Guía completa

Qué hace y por qué se olvida en el mantenimiento habitual

El diferencial permite que las dos ruedas de un mismo eje giren a velocidades distintas al tomar una curva, algo imprescindible para que el coche no arrastre ninguna rueda. Es un componente que trabaja en silencio y que casi nunca aparece en el mantenimiento programado que recuerda la gente, porque no tiene una luz de aviso propia como el aceite de motor. El resultado es que muchos diferenciales llegan a fallar por rodamientos secos antes que por cualquier otra causa, simplemente porque nadie cambió el aceite a tiempo.

Diferencial sencillo frente a sistema 4x4

En la mayoría de coches con una sola tracción hay un diferencial sencillo, delantero o trasero según el caso. En vehículos 4x4 aparece además un sistema central que reparte el par entre ejes: Haldex, habitual en el grupo VAG, con un embrague multidisco que exige un aceite muy concreto (referencia G 060 175 A2 en muchos modelos VW), o Torsen, mecánico y sin aceite específico de embrague, típico de Audi quattro. Confundir uno con otro a la hora de elegir aceite puede dañar el acoplamiento.

El efecto de ir siempre cargado

El par que pasa por el diferencial no es el mismo en vacío que a plena carga: cuanto más peso lleva el vehículo, más trabajo hace el mecanismo interno en cada curva y en cada arranque. En furgonetas de reparto o de obra que circulan cargadas la mayor parte del tiempo, esto se traduce en un desgaste algo más rápido del aceite y, si el mantenimiento no está al día, en que una holgura interna pequeña se note antes que en un turismo de uso ligero. No es un componente frágil, pero sí uno que agradece que no se le apure el intervalo de cambio de aceite cuando el uso es exigente.

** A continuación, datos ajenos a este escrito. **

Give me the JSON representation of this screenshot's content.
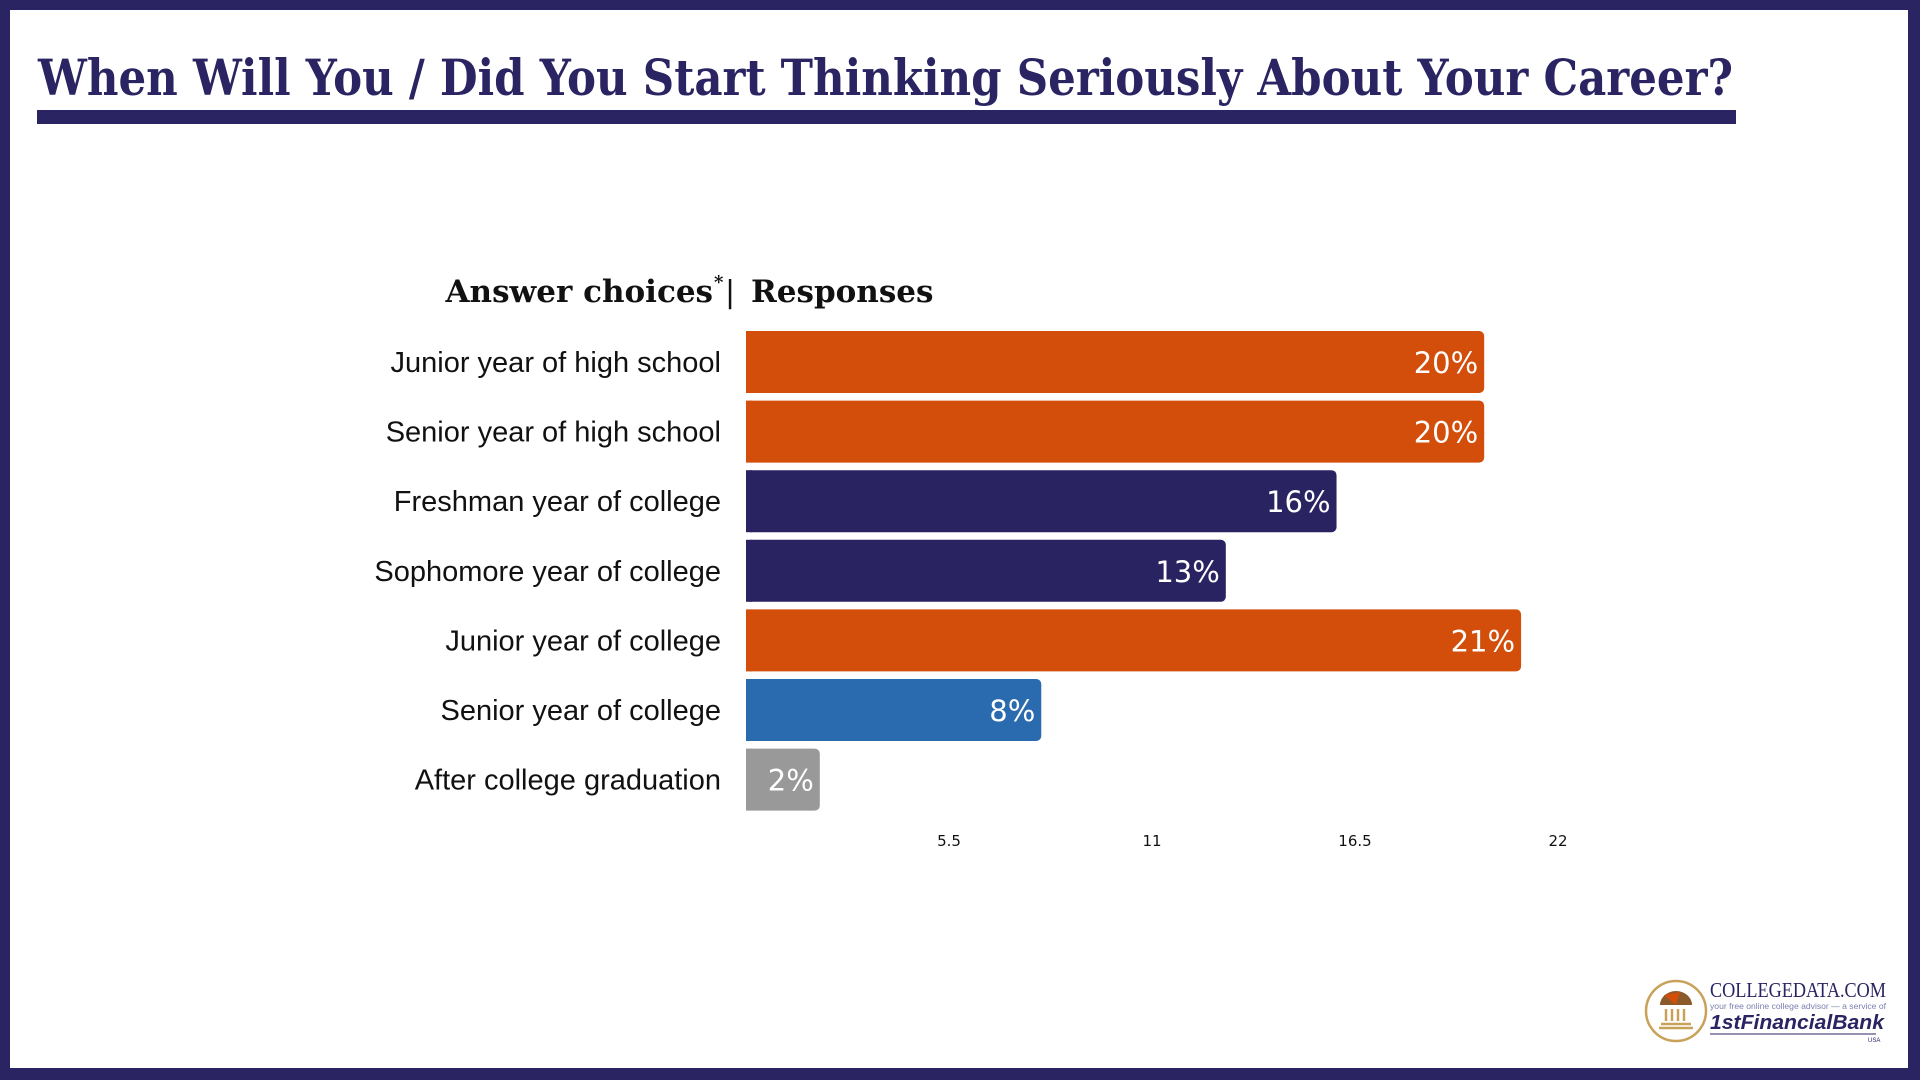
{
  "title": "When Will You / Did You Start Thinking Seriously About Your Career?",
  "chart_data": {
    "type": "bar",
    "orientation": "horizontal",
    "header_left": "Answer choices",
    "header_left_mark": "*",
    "header_sep": "|",
    "header_right": "Responses",
    "categories": [
      "Junior year of high school",
      "Senior year of high school",
      "Freshman year of college",
      "Sophomore year of college",
      "Junior year of college",
      "Senior year of college",
      "After college graduation"
    ],
    "values": [
      20,
      20,
      16,
      13,
      21,
      8,
      2
    ],
    "value_labels": [
      "20%",
      "20%",
      "16%",
      "13%",
      "21%",
      "8%",
      "2%"
    ],
    "colors": [
      "#d24e0a",
      "#d24e0a",
      "#2a2362",
      "#2a2362",
      "#d24e0a",
      "#2a6aaf",
      "#999999"
    ],
    "xlim": [
      0,
      22
    ],
    "xticks": [
      5.5,
      11,
      16.5,
      22
    ],
    "xtick_labels": [
      "5.5",
      "11",
      "16.5",
      "22"
    ],
    "grid": false
  },
  "logo": {
    "name": "CollegeData.com",
    "brand": "COLLEGEDATA.COM",
    "tagline": "your free online college advisor — a service of",
    "bank": "1stFinancialBank",
    "bank_suffix": "USA"
  },
  "colors": {
    "frame": "#2a2462",
    "title": "#2a2462"
  }
}
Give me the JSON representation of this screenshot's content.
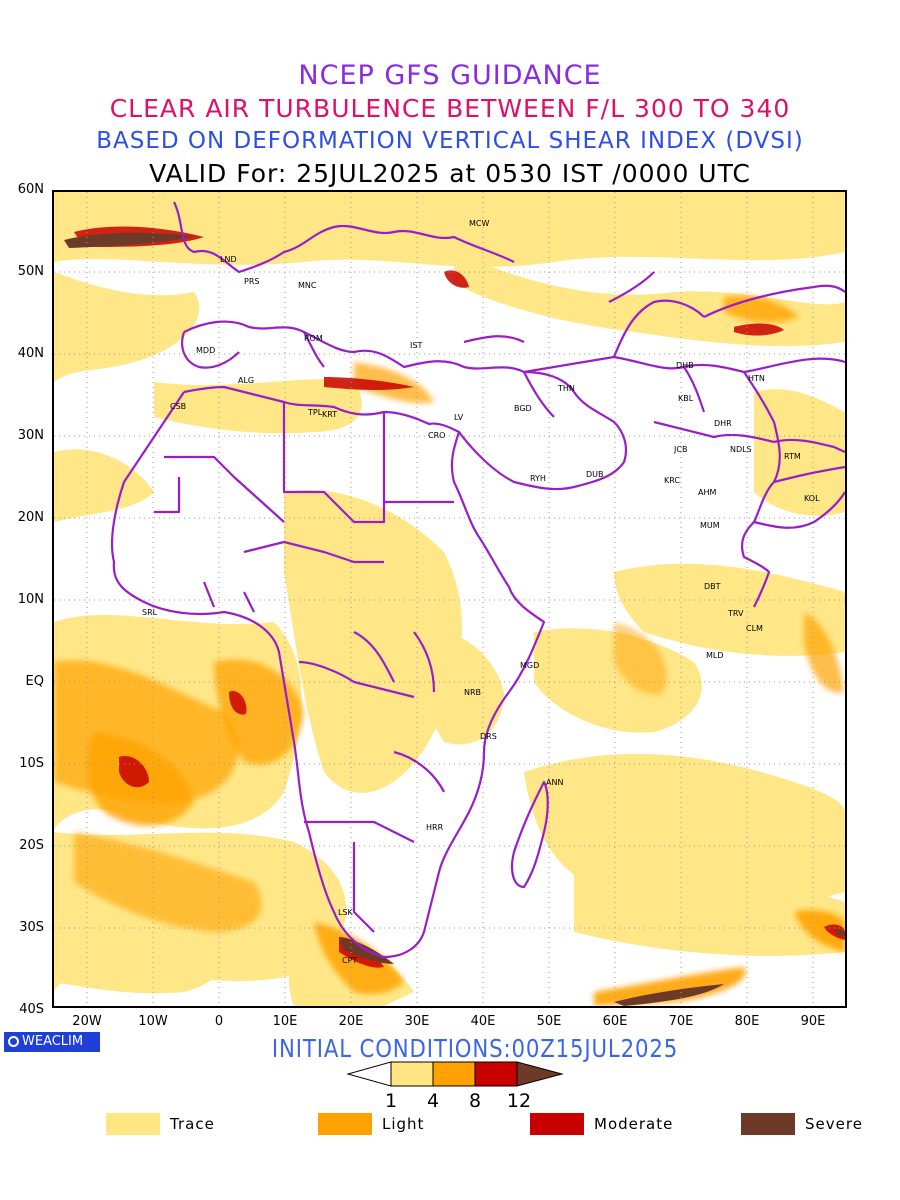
{
  "titles": {
    "line1": "NCEP GFS GUIDANCE",
    "line2": "CLEAR AIR TURBULENCE BETWEEN F/L 300 TO 340",
    "line3": "BASED ON DEFORMATION VERTICAL SHEAR INDEX (DVSI)",
    "line4": "VALID For: 25JUL2025 at 0530 IST /0000 UTC"
  },
  "colors": {
    "line1": "#8a2be2",
    "line2": "#e0106a",
    "line3": "#2d4fe6",
    "boundary": "#9a1ec8",
    "trace": "#ffe682",
    "light": "#ffa200",
    "moderate": "#c80000",
    "severe": "#6e3a28"
  },
  "axes": {
    "lat_labels": [
      "60N",
      "50N",
      "40N",
      "30N",
      "20N",
      "10N",
      "EQ",
      "10S",
      "20S",
      "30S",
      "40S"
    ],
    "lon_labels": [
      "20W",
      "10W",
      "0",
      "10E",
      "20E",
      "30E",
      "40E",
      "50E",
      "60E",
      "70E",
      "80E",
      "90E"
    ]
  },
  "stations": [
    "MCW",
    "LND",
    "PRS",
    "MNC",
    "ROM",
    "MDD",
    "IST",
    "ALG",
    "CSB",
    "TPL",
    "KRT",
    "CRO",
    "LV",
    "BGD",
    "THN",
    "RYH",
    "DUB",
    "DHB",
    "HTN",
    "KBL",
    "DHR",
    "JCB",
    "NDLS",
    "RTM",
    "KRC",
    "AHM",
    "KOL",
    "MUM",
    "DBT",
    "TRV",
    "CLM",
    "MLD",
    "SRL",
    "MGD",
    "NRB",
    "DRS",
    "ANN",
    "HRR",
    "LSK",
    "CPT"
  ],
  "footer": {
    "badge": "WEACLIM",
    "init": "INITIAL CONDITIONS:00Z15JUL2025"
  },
  "colorbar": {
    "ticks": [
      "1",
      "4",
      "8",
      "12"
    ]
  },
  "legend": [
    {
      "label": "Trace",
      "color": "#ffe682"
    },
    {
      "label": "Light",
      "color": "#ffa200"
    },
    {
      "label": "Moderate",
      "color": "#c80000"
    },
    {
      "label": "Severe",
      "color": "#6e3a28"
    }
  ]
}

Cuándo hablamos de reparación y no de mantenimiento

Un ruido metálico rítmico que cambia con la velocidad, o una vibración que se nota más cargado que vacío, apunta a rodamientos o piñones desgastados dentro del diferencial. Ahí ya no basta con cambiar aceite: hace falta desmontar, medir el estado de cada pieza interna y sustituir lo que corresponda. Es un trabajo con más horas de mano de obra, pero mucho menos frecuente que el simple mantenimiento preventivo si este se ha respetado.